Foto: Reprodução / Redes Sociais

O deputado estadual Pablo Roberto (PSDB) já tem se colocado como uma "terceira via" para a prefeitura de Feira de Santana na próxima eleição municipal. Embora seja membro do grupo do ex-prefeito José Ronaldo (União), o tucano se colocou, em um comunicado disparado para a imprensa na quinta-feira (19), enquanto uma alternativa para a polarização protagonizada pelo aliado e o deputado federal Zé Neto (PT).
Ao Bahia Notícias, Roberto reforçou a afirmação e disse que irá "continuar trabalhando muito, tentando manter a unidade do grupo para que isso possa se concretizar". "Já venho dessa caminhada há muito tempo, fui vereador duas vezes, secretário três. São aproximadamente 25 anos dedicados à vida pública.
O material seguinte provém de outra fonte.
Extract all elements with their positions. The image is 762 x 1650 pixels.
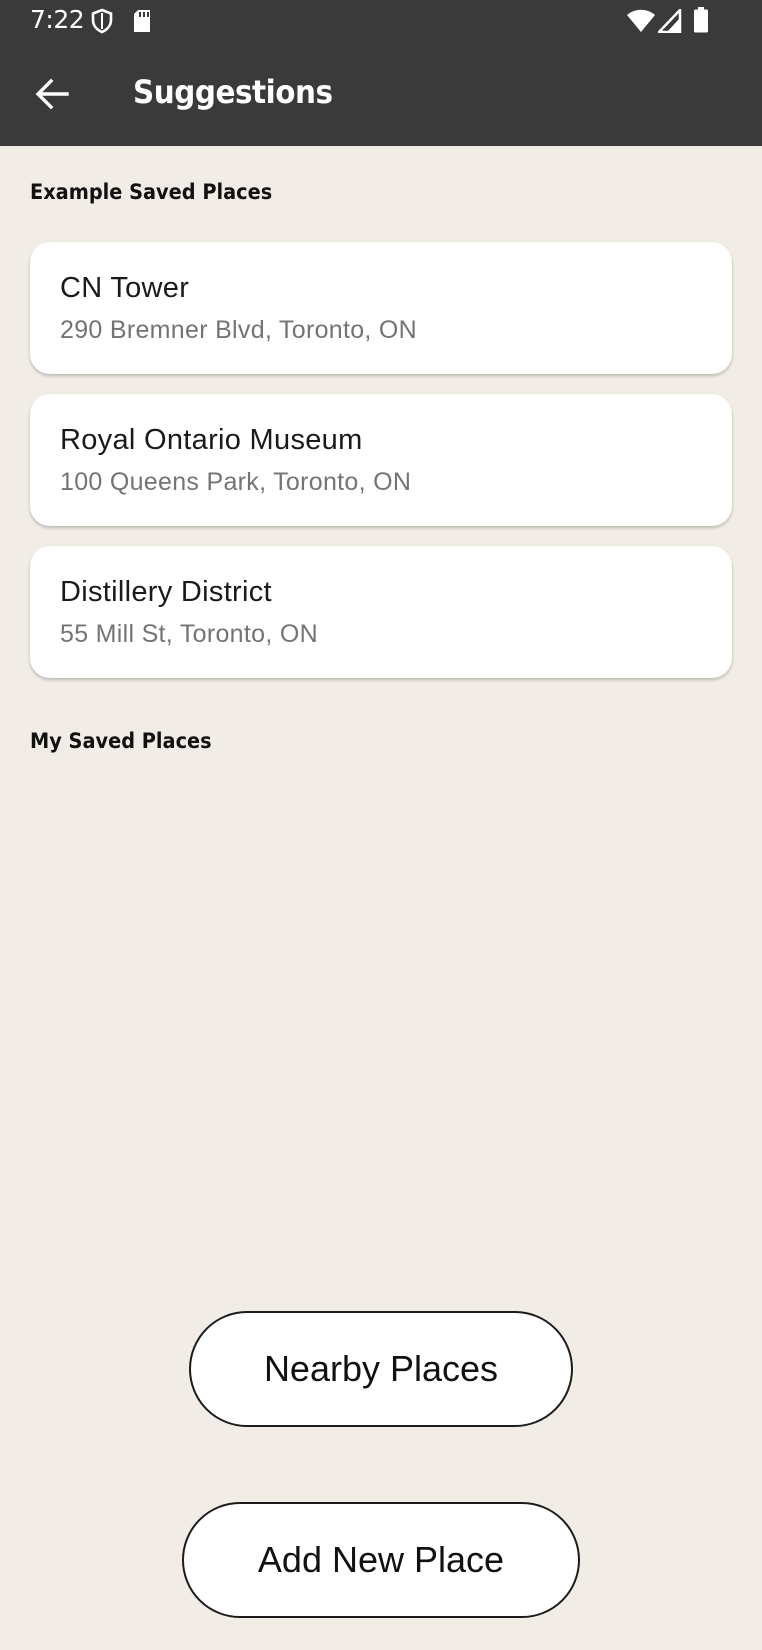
- page-title: Suggestions: [133, 73, 333, 111]
- status-time: 7:22: [30, 5, 85, 34]
- app-bar: Suggestions: [0, 40, 762, 146]
- back-button[interactable]: [24, 66, 80, 122]
- signal-icon: [658, 9, 682, 33]
- add-new-place-button[interactable]: Add New Place: [182, 1502, 580, 1618]
- sd-card-icon: [134, 10, 150, 32]
- place-name: Distillery District: [60, 576, 272, 608]
- shield-icon: [91, 8, 113, 34]
- nearby-places-button[interactable]: Nearby Places: [189, 1311, 573, 1427]
- wifi-icon: [627, 9, 655, 32]
- example-places-header: Example Saved Places: [30, 180, 273, 204]
- place-card[interactable]: Distillery District 55 Mill St, Toronto,…: [30, 546, 732, 678]
- place-card[interactable]: Royal Ontario Museum 100 Queens Park, To…: [30, 394, 732, 526]
- place-card[interactable]: CN Tower 290 Bremner Blvd, Toronto, ON: [30, 242, 732, 374]
- arrow-left-icon: [35, 78, 69, 110]
- place-address: 290 Bremner Blvd, Toronto, ON: [60, 316, 418, 344]
- my-places-list: [30, 770, 732, 1270]
- status-bar: 7:22: [0, 0, 762, 40]
- place-name: Royal Ontario Museum: [60, 424, 363, 456]
- battery-icon: [694, 7, 708, 33]
- place-name: CN Tower: [60, 272, 190, 304]
- my-places-header: My Saved Places: [30, 729, 212, 753]
- place-address: 55 Mill St, Toronto, ON: [60, 620, 318, 648]
- place-address: 100 Queens Park, Toronto, ON: [60, 468, 412, 496]
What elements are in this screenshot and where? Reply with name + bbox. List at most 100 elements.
Agora é trabalhar muito e tentar se viabilizar para ser o nome de consenso do grupo", justificou.
Apesar de admitir que não há nenhuma tratativa formal com o grupo, devido ao distanciamento temporal do ano em que acontecerá a disputa eleitoral no segundo maior município do estado, o parlamentar apontou que os movimentos de cada possível candidato, assim como os dele, já mostram "uma movimentação com vistas para 2024".
O que há até aqui, afirmou Pablo Roberto, é um entendimento de lideranças e políticos da aliança - inclusive do atual prefeito Colbert Martins (MDB) - de que a partir de fevereiro, ou março, um diálogo possa ser feito com os demais para que haja um consenso que o viabilize enquanto um player para o pleito.
"Caso não aconteça [o consenso], vamos avaliar muito com o partido e com as pessoas que colaboram com esse movimento para colocar o bloco na rua", acrescentou o entrevistado à reportagem ao ser perguntado sobre a possibilidade de seguir o pleito com uma candidatura independente.
Os bastidores, no entanto, dão conta de que, embora tenha o mote da terceira via como proposta, Pablo poderá contar com o apoio do ex-prefeito de Feira de Santana para que chegue às urnas enquanto um representante legítimo do "ronaldismo", que está no comando do Paço Maria Quitéria, sede do Executivo feirense, há mais de duas décadas.